Thursday, September 29, 2011

Morning Passages


A self-image that reminds one of something that no longer is, the habit of the praying night falling prey to something oscillating between abandonment and genius, followed by the emptiness and noise of the beautiful mornings, the sinfulness of a precarious opulence filled with laughter and the stench of smoke blending in with a despair growing so weak, weak enough as to be converted into shallow nostalgia. Not the nostalgia of the years gone by or of the person transfigured into a postcard, it's more like the lust of the hours, of the previous hours, spent in an ill combination of antipathy and reflection.

One always wants to write, it's an eternal craving, an abject metaphysical object. Even the slowest moments, those free from rage and untouched by time, those moments feel like an overture, a different kind of writing so to speak. They're incomplete, shattered, wholly unfulfilled, a bad reflection on art, but how true essentially. It is only the absence of passion what makes them soar and grow into illness, deadened undertones, thin hues, invisible wasted hours. He re-reads himself, not absent from glee, not absent from contempt, but finds the words poetically dead, written for another time, succulent but too much inebriated. Not standing on their feet for long enough to shatter the mirror that reflects them.

Writing philosophy, you thought, what an obscene idea! A certain immaturity comes embedded with the thought, with philosophical ambition itself. The nights always a temple, a burden to relief, so ugly the mornings, perfect for oblivion, for deep sleep, unfit for conversations, completely deranged, impaired for truth. Devotion to philosophy alone is a form of vertical annihilation, one could possibly never write anything out of such self-defeating source. Poetics, philosophy, verbosity - it all works against the pursuit of truth that a writer is meant to convey, falsifies the source so to speak, tanning it with blood from another age, stealing whatever there is of life and thirst in the curious observation of the world. Real prose should be completely uninspiring, that's where its Messianic message is: the hatred for the step-mother, the stupidity of the brother, the failed love of the father, life in the village, the erotic encounter in dim light, the shadow of a man that this or that writer now is.

The selfless discovery, that pursued by science, the originality of philosophy, the claim of the exceptional, doesn't quite hold up for literature; that's why I entirely agree with the saying that the modern novel shouldn't be difficult to write at all. This easiness however is a bear trap, a cage, because there's a difference between poverty of language and deconstruction of expression: The language must be built up, step by step, in all its beauty, ecstatic in colors, opulent philosophical monster and then, only then, it must be slowly reduced to its minimal proportion in violent strokes. That's the only moment when modern literature happens, it is not something that you do, it's something that just happens.

There's more miracle than sculpture. Writing must live always outside of itself, it must be a pilgrim on its own skin, as if on Christian virtue, believing it's nothing but a loan less temporary than life, refraining from the use of existence as an actual word.
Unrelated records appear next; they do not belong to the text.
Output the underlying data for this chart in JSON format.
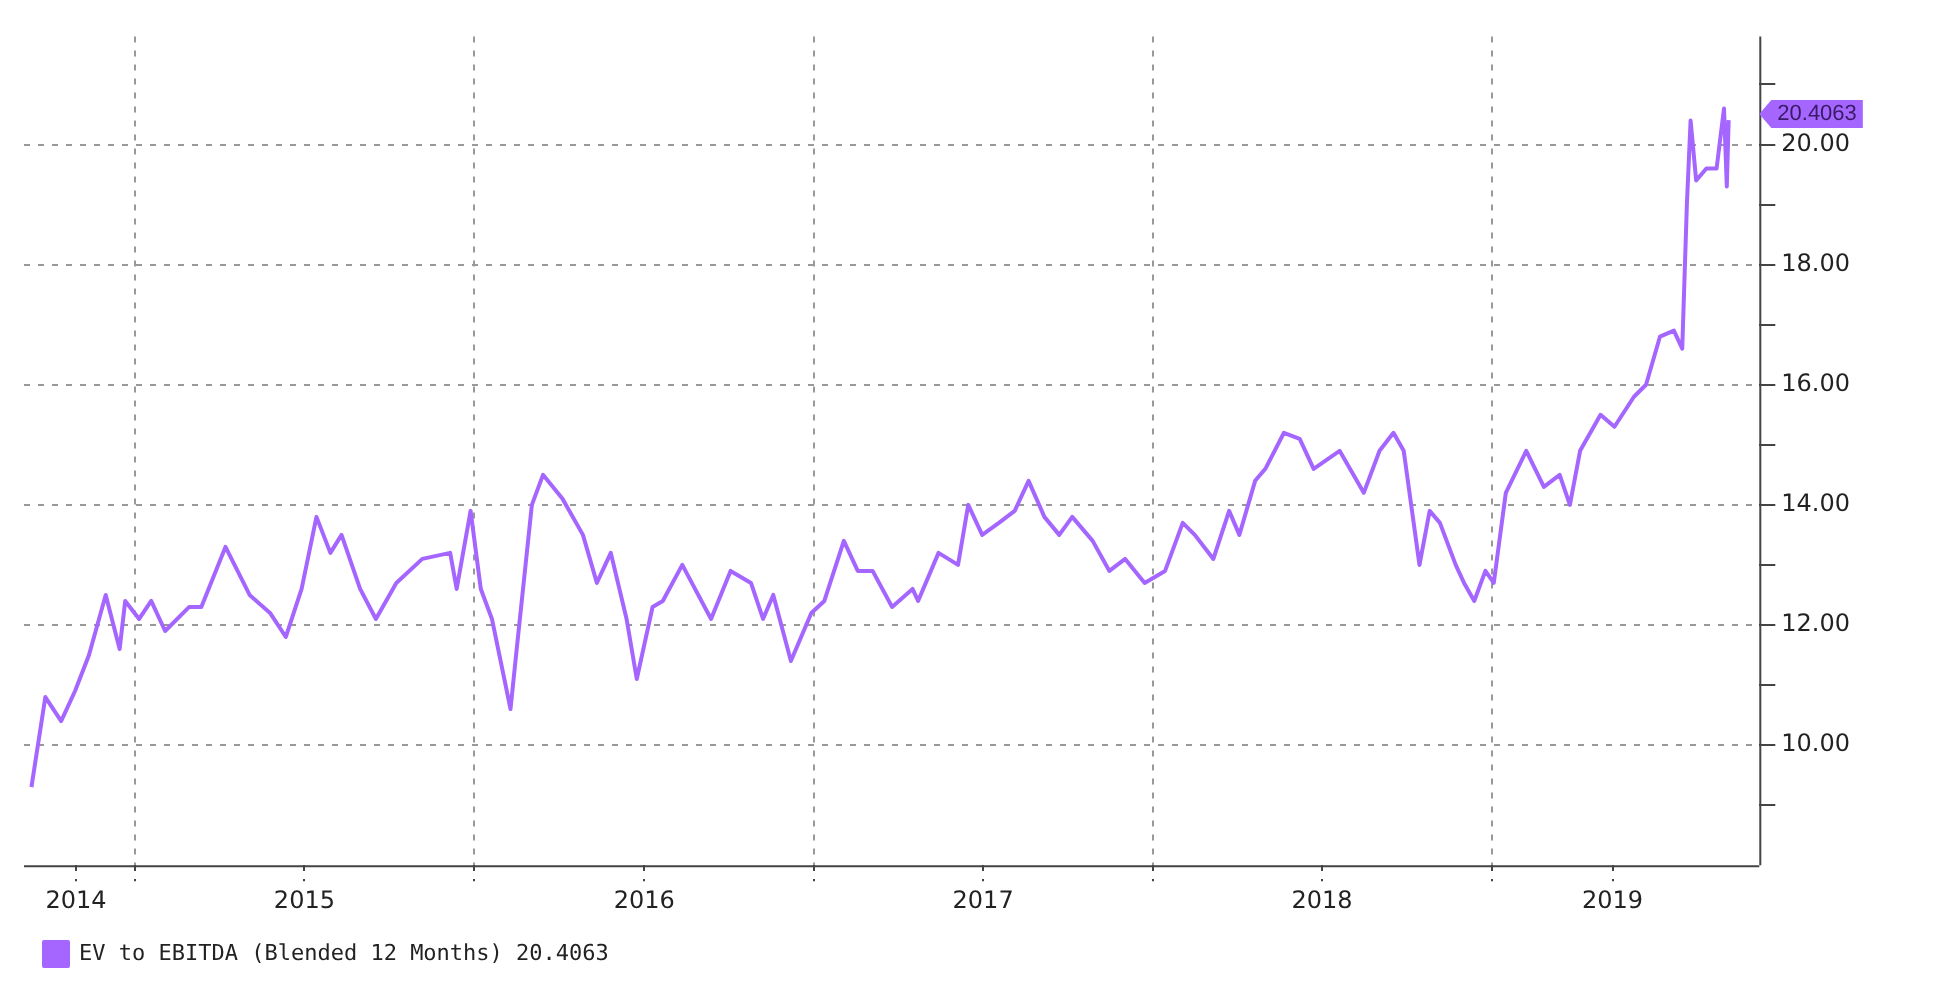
{
  "chart_data": {
    "type": "line",
    "x": [
      "2014-09-11",
      "2014-09-26",
      "2014-10-13",
      "2014-10-28",
      "2014-11-12",
      "2014-11-30",
      "2014-12-15",
      "2014-12-21",
      "2015-01-05",
      "2015-01-18",
      "2015-02-02",
      "2015-02-28",
      "2015-03-13",
      "2015-04-08",
      "2015-05-04",
      "2015-05-26",
      "2015-06-12",
      "2015-06-29",
      "2015-07-15",
      "2015-07-30",
      "2015-08-11",
      "2015-08-31",
      "2015-09-17",
      "2015-10-09",
      "2015-11-06",
      "2015-12-06",
      "2015-12-13",
      "2015-12-28",
      "2016-01-08",
      "2016-01-20",
      "2016-02-09",
      "2016-02-15",
      "2016-03-03",
      "2016-03-15",
      "2016-04-05",
      "2016-04-27",
      "2016-05-12",
      "2016-05-27",
      "2016-06-13",
      "2016-06-24",
      "2016-07-11",
      "2016-07-22",
      "2016-08-12",
      "2016-09-12",
      "2016-10-03",
      "2016-10-25",
      "2016-11-07",
      "2016-11-18",
      "2016-12-07",
      "2016-12-29",
      "2017-01-12",
      "2017-02-02",
      "2017-02-17",
      "2017-03-05",
      "2017-03-26",
      "2017-04-17",
      "2017-04-23",
      "2017-05-15",
      "2017-06-05",
      "2017-06-16",
      "2017-07-01",
      "2017-07-19",
      "2017-08-05",
      "2017-08-20",
      "2017-09-06",
      "2017-09-22",
      "2017-10-06",
      "2017-10-28",
      "2017-11-15",
      "2017-12-02",
      "2017-12-23",
      "2018-01-14",
      "2018-02-02",
      "2018-02-15",
      "2018-03-07",
      "2018-03-24",
      "2018-04-04",
      "2018-04-21",
      "2018-05-02",
      "2018-05-22",
      "2018-06-08",
      "2018-06-23",
      "2018-07-21",
      "2018-08-16",
      "2018-09-02",
      "2018-09-17",
      "2018-09-28",
      "2018-10-15",
      "2018-10-26",
      "2018-11-06",
      "2018-11-23",
      "2018-12-02",
      "2018-12-13",
      "2018-12-25",
      "2019-01-03",
      "2019-01-16",
      "2019-02-07",
      "2019-02-26",
      "2019-03-15",
      "2019-03-26",
      "2019-04-06",
      "2019-04-28",
      "2019-05-13",
      "2019-06-03",
      "2019-06-16",
      "2019-07-01",
      "2019-07-16",
      "2019-07-25",
      "2019-07-30",
      "2019-08-03",
      "2019-08-09",
      "2019-08-20",
      "2019-08-31",
      "2019-09-08",
      "2019-09-11",
      "2019-09-13"
    ],
    "series": [
      {
        "name": "EV to EBITDA (Blended 12 Months) 20.4063",
        "color": "#a566ff",
        "values": [
          9.3,
          10.8,
          10.4,
          10.9,
          11.5,
          12.5,
          11.6,
          12.4,
          12.1,
          12.4,
          11.9,
          12.3,
          12.3,
          13.3,
          12.5,
          12.2,
          11.8,
          12.6,
          13.8,
          13.2,
          13.5,
          12.6,
          12.1,
          12.7,
          13.1,
          13.2,
          12.6,
          13.9,
          12.6,
          12.1,
          10.6,
          11.5,
          14.0,
          14.5,
          14.1,
          13.5,
          12.7,
          13.2,
          12.1,
          11.1,
          12.3,
          12.4,
          13.0,
          12.1,
          12.9,
          12.7,
          12.1,
          12.5,
          11.4,
          12.2,
          12.4,
          13.4,
          12.9,
          12.9,
          12.3,
          12.6,
          12.4,
          13.2,
          13.0,
          14.0,
          13.5,
          13.7,
          13.9,
          14.4,
          13.8,
          13.5,
          13.8,
          13.4,
          12.9,
          13.1,
          12.7,
          12.9,
          13.7,
          13.5,
          13.1,
          13.9,
          13.5,
          14.4,
          14.6,
          15.2,
          15.1,
          14.6,
          14.9,
          14.2,
          14.9,
          15.2,
          14.9,
          13.0,
          13.9,
          13.7,
          13.0,
          12.7,
          12.4,
          12.9,
          12.7,
          14.2,
          14.9,
          14.3,
          14.5,
          14.0,
          14.9,
          15.5,
          15.3,
          15.8,
          16.0,
          16.8,
          16.9,
          16.6,
          19.0,
          20.4,
          19.4,
          19.6,
          19.6,
          20.6,
          19.3,
          20.4063
        ]
      }
    ],
    "annotations": [
      "20.4063"
    ],
    "xlim": [
      "2014-09-03",
      "2019-10-16"
    ],
    "xticks": [
      {
        "value": "2014-10-29",
        "label": "2014"
      },
      {
        "value": "2015-01-01",
        "label": null
      },
      {
        "value": "2015-07-02",
        "label": "2015"
      },
      {
        "value": "2016-01-01",
        "label": null
      },
      {
        "value": "2016-07-02",
        "label": "2016"
      },
      {
        "value": "2017-01-01",
        "label": null
      },
      {
        "value": "2017-07-02",
        "label": "2017"
      },
      {
        "value": "2018-01-01",
        "label": null
      },
      {
        "value": "2018-07-02",
        "label": "2018"
      },
      {
        "value": "2019-01-01",
        "label": null
      },
      {
        "value": "2019-05-11",
        "label": "2019"
      }
    ],
    "ylim": [
      8,
      21.8
    ],
    "yticks": [
      {
        "value": 9,
        "label": null
      },
      {
        "value": 10,
        "label": "10.00"
      },
      {
        "value": 11,
        "label": null
      },
      {
        "value": 12,
        "label": "12.00"
      },
      {
        "value": 13,
        "label": null
      },
      {
        "value": 14,
        "label": "14.00"
      },
      {
        "value": 15,
        "label": null
      },
      {
        "value": 16,
        "label": "16.00"
      },
      {
        "value": 17,
        "label": null
      },
      {
        "value": 18,
        "label": "18.00"
      },
      {
        "value": 19,
        "label": null
      },
      {
        "value": 20,
        "label": "20.00"
      },
      {
        "value": 21,
        "label": null
      }
    ],
    "grid": true,
    "legend": "bottom left",
    "marker": "none",
    "line_style": "solid"
  }
}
It is that position of observation, even in the most personal and intimate matters, what can turn guilt into an absurd proposition to make on oneself, it's nothing but a philosophical trap, a semantic tribute to dead landscapes, to chemically dried fruits. Looking at a painting, that's to no avail when one's fishing for a trope; he's ought to await patiently the moment in which the painting grows legs of textile and they carpet the world, drowning the surplus of elaboration, saving the incidental detail, allowing the maggots to surface in majesty, overlooking the rotten body of the animal.

The imagination is a futile device, at a time when the tide has swept away the wild currents of the fictive characters that furnished the world with aesthetic independence; the barriers have been lifted in between the rivers and the cities and the oceans. The realities, political and historical, two words since ever forbidden in literature, run miles ahead of the most imaginative care-free childish mind, wrapping the ailments of desire and pushing them forward into a compunction, an obsessive absence of desire; the present, instead of rapid and beautiful, has turned into the ever so stultified image of events, unfolding without enough paucity to catch one's breath and begin anew as the pen demands. Art must be everything but silent, and pure thought, prolonged contemplation, too much time spent in the daily hour, have become forms of sin, forms of reckless silence, of muteness, incapability. Art must not sin, it must only sin without knowing. Knowledge, the curse of Eve, is already a treaty, an apology, an homily, and no longer the billboard in the train station turned into innocuous passion that is called in the other words, the modern novel.

A dead thing. Too quick to live, too quick to pass out.